NHS x Microsoft Hack for Health

The NHS England Data Science team, as well as a range of other analysts from across the organisation, attended an AI Hackathon at Microsoft, organised by the Data Science Team together with Microsoft and Kainos, with the key stakeholders being the NHS Websites Services Team. In this article, the author shares her experiences at the event.

Last week, the long awaited Hack for Health hosted at the beautiful Story Club, in Paddington London, by Microsoft and NHSE finally happened! At the hackathon, every team had either a Kainos or Microsoft representative, as well as a range of participants from across NHS England, including a strong Data Science Team presence, with several of our team members in each group. And unlike a usual hackathon, this one had stakeholders and well defined use cases, we were all working to one common goal.

The use cases were outlined as:

  1. Search & Summarise: using an extract of the NHS Corpus developed by one of our PhD interns, Sam Hollands, (we used two websites worth of data, out of 600 NHS websites, and it was already 25GB worth of data!), we had to develop an LLM that used RAG (see the Data Science Team's RAG Project Website Page) to sift through that data and retrieve answers to queries based on these NHS websites.
  2. Explaining to a 12 year old: Adapting the search and summarise for different personas, one of which being a 12 year old child
  3. Duplication & Conflict Detection: Comparing the two sites and identifying duplicate information and conflicting information.

The aim was to develop generative AI solutions for website services, who could adapt and improve them for their own use cases. Having use cases meant that it was so much easier to split work up, and get our heads down, with everyone having something to actively work on. It also meant we had a structured approach, making the experience so much more fulfilling. I was delighted by the creativity and range of approaches that the different teams took when it came to presenting at the end of the two days. We ranged from teams that had taken a thin slice approach to all three usecases, to teams that had gone really in depth in just one of them, to teams that had taken use case number three and made it into a tool that could be used by the websites team to improve the websites on the backend, removing conflict and duplication.

Overall, I was left in awe by the creativity and technical skills of our team, as well as of all the other attendees. Hopefully the work gets used in the future by the websites team, and I hope that any hackathons I attend in the future are of this high quality! (Of course it did help that my team won)

Picture of team 9, the winning team

The final results were:

First Place: A thin slice approach of all three usecases, a project which included 4 of our very own data scientists: Sean Aller, Sudeshna Mallik, Xiyao Zhuang, and myself, as well as Rob Mansfield, Veta Ngammekchay, and our wonderful Kainos helper Peter Bodnar.

Second Place: Data Scientists Chaeyoon Kim and Warren Davis, with Mary Amanuel, Piyali Dutta, and Farwah Kazmi from elsewhere in the NHS, together with Microsoft's Dan Watkinson and Josh Mercurio developed an AI career coach that was able to draw from and cite relevant information from the HEE website, and was easily customisable to improve communication towards different user personas.

Third Place: Contradiction Finder by Data Science's Ben Wallace, Matt Taylor, and Jenny Chim, as well as Andrew Walker and Microsoft's Hannah Howell and Hanna Riaz.
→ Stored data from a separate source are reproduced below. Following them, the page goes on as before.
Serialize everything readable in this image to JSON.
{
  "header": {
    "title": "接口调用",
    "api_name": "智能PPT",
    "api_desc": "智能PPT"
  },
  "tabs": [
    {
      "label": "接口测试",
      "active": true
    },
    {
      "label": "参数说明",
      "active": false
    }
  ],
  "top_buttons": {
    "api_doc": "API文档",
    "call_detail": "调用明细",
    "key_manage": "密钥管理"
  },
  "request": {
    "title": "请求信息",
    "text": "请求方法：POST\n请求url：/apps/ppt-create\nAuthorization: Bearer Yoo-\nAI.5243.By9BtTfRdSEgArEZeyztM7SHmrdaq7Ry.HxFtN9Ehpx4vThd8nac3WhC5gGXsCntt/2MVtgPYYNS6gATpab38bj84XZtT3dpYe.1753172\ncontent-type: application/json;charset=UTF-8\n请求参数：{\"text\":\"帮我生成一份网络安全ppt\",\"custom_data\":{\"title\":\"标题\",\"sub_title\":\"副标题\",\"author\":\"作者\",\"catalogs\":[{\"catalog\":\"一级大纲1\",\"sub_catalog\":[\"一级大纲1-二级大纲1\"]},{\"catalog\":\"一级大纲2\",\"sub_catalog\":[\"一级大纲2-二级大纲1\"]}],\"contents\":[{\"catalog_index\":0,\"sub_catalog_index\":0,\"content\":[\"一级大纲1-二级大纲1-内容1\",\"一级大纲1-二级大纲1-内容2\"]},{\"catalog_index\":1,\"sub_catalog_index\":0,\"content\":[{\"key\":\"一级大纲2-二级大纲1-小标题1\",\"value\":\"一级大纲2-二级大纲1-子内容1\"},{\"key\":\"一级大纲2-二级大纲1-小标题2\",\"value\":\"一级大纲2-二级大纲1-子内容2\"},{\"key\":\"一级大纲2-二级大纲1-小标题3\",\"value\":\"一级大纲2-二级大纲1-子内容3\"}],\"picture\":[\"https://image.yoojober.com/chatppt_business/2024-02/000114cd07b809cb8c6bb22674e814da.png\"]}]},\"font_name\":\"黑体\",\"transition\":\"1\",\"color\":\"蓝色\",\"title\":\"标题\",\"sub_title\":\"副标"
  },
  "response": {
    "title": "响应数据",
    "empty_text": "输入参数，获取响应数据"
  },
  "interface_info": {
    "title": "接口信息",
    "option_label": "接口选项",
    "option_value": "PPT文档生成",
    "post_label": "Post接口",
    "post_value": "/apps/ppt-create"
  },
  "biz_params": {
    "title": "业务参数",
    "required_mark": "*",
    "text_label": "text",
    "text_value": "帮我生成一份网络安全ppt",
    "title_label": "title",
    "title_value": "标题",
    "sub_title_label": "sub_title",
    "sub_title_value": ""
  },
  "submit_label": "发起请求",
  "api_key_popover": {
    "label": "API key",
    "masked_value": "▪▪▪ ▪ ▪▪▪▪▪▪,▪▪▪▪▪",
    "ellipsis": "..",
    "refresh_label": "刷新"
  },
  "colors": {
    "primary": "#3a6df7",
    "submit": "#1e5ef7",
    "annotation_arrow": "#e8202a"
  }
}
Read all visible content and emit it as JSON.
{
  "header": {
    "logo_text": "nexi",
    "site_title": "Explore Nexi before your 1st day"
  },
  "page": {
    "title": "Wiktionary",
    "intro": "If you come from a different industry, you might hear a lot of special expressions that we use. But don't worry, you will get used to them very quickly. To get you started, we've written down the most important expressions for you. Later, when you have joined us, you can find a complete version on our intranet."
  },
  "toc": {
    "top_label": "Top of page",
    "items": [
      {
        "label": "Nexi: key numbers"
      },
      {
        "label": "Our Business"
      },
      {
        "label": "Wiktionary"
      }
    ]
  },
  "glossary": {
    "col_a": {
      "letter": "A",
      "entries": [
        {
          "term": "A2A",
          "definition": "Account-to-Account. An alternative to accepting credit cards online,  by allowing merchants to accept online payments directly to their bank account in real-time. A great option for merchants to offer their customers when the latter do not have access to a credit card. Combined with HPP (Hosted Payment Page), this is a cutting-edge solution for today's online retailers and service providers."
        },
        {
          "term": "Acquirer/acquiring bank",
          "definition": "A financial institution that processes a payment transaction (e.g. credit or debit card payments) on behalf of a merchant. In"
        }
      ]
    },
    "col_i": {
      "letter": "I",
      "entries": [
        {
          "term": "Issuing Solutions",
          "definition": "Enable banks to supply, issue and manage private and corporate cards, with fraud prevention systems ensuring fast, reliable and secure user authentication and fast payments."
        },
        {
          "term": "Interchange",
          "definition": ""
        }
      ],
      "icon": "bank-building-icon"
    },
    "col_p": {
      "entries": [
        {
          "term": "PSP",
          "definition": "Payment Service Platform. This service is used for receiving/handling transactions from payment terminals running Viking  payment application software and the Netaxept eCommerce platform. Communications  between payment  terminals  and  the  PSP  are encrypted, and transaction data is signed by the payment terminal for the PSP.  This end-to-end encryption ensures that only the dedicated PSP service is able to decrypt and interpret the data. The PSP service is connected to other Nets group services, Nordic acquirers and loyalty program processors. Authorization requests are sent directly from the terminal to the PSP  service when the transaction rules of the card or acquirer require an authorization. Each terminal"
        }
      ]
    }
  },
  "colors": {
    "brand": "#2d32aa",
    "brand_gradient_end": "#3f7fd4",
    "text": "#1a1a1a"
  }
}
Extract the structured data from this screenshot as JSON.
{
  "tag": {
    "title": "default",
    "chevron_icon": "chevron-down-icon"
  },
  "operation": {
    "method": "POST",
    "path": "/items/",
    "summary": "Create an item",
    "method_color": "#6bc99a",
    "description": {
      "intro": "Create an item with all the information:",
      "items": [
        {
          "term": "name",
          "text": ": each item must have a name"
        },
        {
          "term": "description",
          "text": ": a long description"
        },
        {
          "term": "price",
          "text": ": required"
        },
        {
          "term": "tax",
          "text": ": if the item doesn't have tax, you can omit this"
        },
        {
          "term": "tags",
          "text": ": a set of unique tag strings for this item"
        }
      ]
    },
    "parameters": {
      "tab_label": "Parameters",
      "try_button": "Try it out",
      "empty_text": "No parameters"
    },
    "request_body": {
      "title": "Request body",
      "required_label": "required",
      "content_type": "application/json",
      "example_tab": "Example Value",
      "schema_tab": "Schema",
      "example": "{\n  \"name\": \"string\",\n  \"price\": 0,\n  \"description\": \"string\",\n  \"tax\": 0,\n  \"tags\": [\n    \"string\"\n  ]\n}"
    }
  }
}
Focused on use case 3, making a usable tool for the websites team to find contraditions.

Team 9 presenting to a room full of people.

Quotes from some of the attendees about their experience:

Bashir Abubakar

The hackathon was an incredible experience that not only allowed me to learn how to use Azure AI Foundry but also deepened my understanding of how large language models (LLMs) can transform healthcare, particularly within the NHS. My fascination with transformers began when I first read Attention is All You Need paper, which revolutionised the NLP space with its groundbreaking approach to self-attention. Seeing this theory in action, from research papers to practical applications, has been nothing short of inspiring. The hackathon felt like a full-circle moment, as it opened new pathways for applying LLMs in healthcare, a vision I’ve long held for the future of AI professionals (Industry 4.0). It also reinforced the transformative role of prompt engineering, a skill I believe is pivotal in unlocking the potential of AI in creating meaningful solutions.

Will Poulett:

The variety of professions within each team was great, it's not often that GP's and data scientists can work together using generative AI. The solutions developed by each team were varied and interesting, I'm looking forward to seeing how they are implemented in the future!